Dans ces conditions, aucun grief n'étant établi, le licenciement de M. [V] n'est ni fondé sur une faute grave, ni sur une cause réelle et sérieuse.
Par conséquent, la décision déférée est confirmée, par substitution de motifs, en ce qu'elle a dit le licenciement dénué de cause réelle et sérieuse, étant rappelé que la nullité du licenciement est une sanction distincte qui ne peut pas se cumuler avec un licenciement sans cause réelle et sérieuse.

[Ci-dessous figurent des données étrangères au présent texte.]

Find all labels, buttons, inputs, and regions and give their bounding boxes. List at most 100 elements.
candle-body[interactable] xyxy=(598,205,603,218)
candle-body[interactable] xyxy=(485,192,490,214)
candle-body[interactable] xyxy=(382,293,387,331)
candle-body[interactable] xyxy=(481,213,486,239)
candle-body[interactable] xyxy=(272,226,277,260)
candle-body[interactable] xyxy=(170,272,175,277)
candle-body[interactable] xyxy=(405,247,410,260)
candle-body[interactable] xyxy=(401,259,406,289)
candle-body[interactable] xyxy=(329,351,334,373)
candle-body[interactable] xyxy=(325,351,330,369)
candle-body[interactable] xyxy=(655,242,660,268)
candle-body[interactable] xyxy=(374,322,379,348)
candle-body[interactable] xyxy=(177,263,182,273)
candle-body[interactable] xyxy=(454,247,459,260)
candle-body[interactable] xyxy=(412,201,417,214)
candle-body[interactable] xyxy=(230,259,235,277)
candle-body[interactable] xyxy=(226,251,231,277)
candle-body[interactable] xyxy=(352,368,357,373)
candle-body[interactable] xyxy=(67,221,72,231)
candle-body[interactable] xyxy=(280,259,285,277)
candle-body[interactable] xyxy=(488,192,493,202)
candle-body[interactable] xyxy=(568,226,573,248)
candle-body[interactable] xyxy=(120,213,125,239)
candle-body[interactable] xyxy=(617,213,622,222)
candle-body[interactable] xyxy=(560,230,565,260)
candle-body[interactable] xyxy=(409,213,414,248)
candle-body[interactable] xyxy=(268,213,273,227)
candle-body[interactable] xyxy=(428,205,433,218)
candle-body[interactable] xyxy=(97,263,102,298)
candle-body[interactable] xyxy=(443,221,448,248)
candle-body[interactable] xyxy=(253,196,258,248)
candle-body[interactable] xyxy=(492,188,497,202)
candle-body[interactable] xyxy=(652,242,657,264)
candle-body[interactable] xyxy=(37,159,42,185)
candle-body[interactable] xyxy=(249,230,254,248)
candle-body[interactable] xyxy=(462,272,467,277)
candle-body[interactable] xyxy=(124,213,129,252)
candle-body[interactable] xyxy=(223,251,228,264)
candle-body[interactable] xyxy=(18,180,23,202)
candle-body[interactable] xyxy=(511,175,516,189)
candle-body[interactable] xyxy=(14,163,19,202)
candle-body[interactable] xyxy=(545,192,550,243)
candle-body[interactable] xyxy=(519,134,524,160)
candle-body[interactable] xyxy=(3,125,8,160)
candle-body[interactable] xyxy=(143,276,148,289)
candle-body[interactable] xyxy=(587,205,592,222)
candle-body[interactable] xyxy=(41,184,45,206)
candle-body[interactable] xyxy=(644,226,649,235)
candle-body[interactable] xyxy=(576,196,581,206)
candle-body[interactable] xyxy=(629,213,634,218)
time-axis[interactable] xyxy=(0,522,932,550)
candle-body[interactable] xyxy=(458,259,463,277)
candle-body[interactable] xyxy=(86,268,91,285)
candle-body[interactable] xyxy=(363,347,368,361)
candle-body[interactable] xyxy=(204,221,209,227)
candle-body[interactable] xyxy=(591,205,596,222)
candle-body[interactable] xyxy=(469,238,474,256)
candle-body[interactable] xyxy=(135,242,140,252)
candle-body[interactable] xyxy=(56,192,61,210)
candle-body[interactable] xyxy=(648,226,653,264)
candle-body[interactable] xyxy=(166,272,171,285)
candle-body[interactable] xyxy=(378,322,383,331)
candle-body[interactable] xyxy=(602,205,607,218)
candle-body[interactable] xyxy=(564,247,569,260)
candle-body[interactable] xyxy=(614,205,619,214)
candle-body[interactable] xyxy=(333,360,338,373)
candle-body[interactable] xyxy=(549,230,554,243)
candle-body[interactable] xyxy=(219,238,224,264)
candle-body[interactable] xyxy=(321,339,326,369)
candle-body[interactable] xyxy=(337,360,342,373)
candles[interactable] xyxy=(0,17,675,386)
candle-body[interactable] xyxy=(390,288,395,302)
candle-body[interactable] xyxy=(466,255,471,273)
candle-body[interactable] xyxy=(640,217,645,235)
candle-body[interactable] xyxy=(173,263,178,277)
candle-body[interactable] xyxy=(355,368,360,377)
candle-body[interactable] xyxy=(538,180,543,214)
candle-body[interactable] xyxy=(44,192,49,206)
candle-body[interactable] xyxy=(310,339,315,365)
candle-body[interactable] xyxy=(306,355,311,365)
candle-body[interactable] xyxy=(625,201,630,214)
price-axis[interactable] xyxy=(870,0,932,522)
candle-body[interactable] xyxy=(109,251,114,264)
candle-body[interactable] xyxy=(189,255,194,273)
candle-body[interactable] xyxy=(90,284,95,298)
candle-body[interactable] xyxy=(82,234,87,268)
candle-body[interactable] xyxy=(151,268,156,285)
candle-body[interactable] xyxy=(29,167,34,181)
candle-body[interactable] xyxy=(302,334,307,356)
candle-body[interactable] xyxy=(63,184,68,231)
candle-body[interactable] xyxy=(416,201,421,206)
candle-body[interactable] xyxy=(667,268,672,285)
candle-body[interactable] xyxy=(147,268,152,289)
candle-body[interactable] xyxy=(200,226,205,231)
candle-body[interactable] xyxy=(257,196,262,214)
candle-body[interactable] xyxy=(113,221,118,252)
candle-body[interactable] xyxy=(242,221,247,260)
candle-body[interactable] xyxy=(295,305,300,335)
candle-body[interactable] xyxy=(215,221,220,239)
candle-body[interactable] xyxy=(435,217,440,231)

En outre, le jugement entrepris est confirmé pour les diverses sommes, étant rappelé que le montant des dommages et intérêts pour licenciement sans cause réelle et sérieuse, correspond à deux mois de salaires brut, et non net, conformément aux dispositions de l'article L. 1235-3 du code du travail dans sa version applicable au litige.
3) Sur les dépens et les frais irrépétibles
En qualité de partie succombante, Mme [B], ès qualités, est condamnée aux dépens d'appel.
Pour le même motif, elle est condamnée à payer à M. [V] la somme de 1 000 euros sur le fondement de l'article 700 du code de procédure civile en cause d'appel.
PAR CES MOTIFS
LA COUR
Statuant par arrêt contradictoire et en dernier ressort,
Confirme, par substitution de motifs, le jugement du 12 octobre 2020 du conseil de prud'hommes de Bernay, sauf en ce qu'il a dit le licenciement nul et alloué des dommages-intérêts pour licenciement illicite,
Statuant à nouveau dans cette limite et y ajoutant,
Déboute M. [V] de ses demandes de nullité du licenciement et d'indemnité en découlant,
Condamne Mme [B], ès qualités, à payer à M. [X] [V] la somme de 1 000 euros sur le fondement de l'article 700 du code de procédure civile au titre de la procédure d'appel,
Déboute les parties du surplus de leurs demandes ;
Condamne Mme [O] [B], ès qualités, aux dépens d'appel.